Brian, it is not normal in any Dodge diesel to get diesel smell in the cab unless idling in a confined area. You need to pop the hood and look at the top of the firewall just below where the hood attaches by the window. You have a rubber type gasket that runs along the top of the firewall from left to right. I'll bet yours is missing or not tight any longer, if not in place you can introduce outside fumes here. If it's still there remove the rubber gasket and run a bead of silicone and reattach the rubbery gasket centering again from left to right.
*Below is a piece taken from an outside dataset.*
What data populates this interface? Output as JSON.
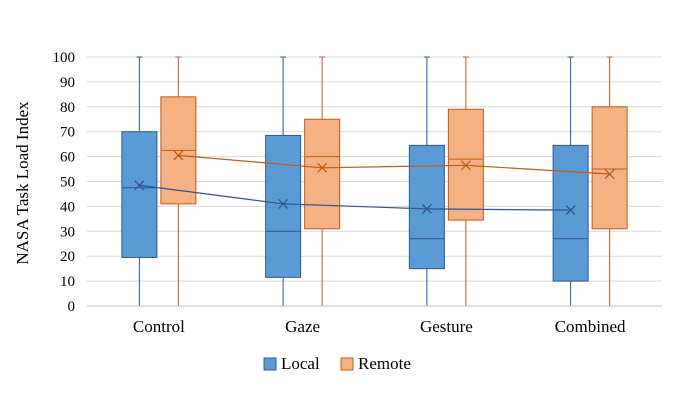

Believe it or not this is a common problem with the Dodge diesel but an easy fix.

Bill.


----------



## Oregon_Camper (Sep 13, 2004)

Cool...someone's getting a NEW Truck!
















Almost as much fun as a new Outback.


----------



## Brian (Jan 25, 2004)

Thanks Bill for the "heads-up". 
I'll check it out!
Brian


----------



## Bubba-j (Feb 19, 2005)

I'm interested in the Dodge MegaCab but I bought my Cummins truck in 2000 for the long-haul, and it just won't give it up!

Fumes--the only fumes I get in the cab is after a fill-up and I didn't wear a glove as to not get fuel on my hand holding the pump--truck stops are bad for this but the fuel flow out of the pump is terrific!

All great posts on the Dodge truck. I'm happy to see so many other happy owners!

v/r
Bubba-J


----------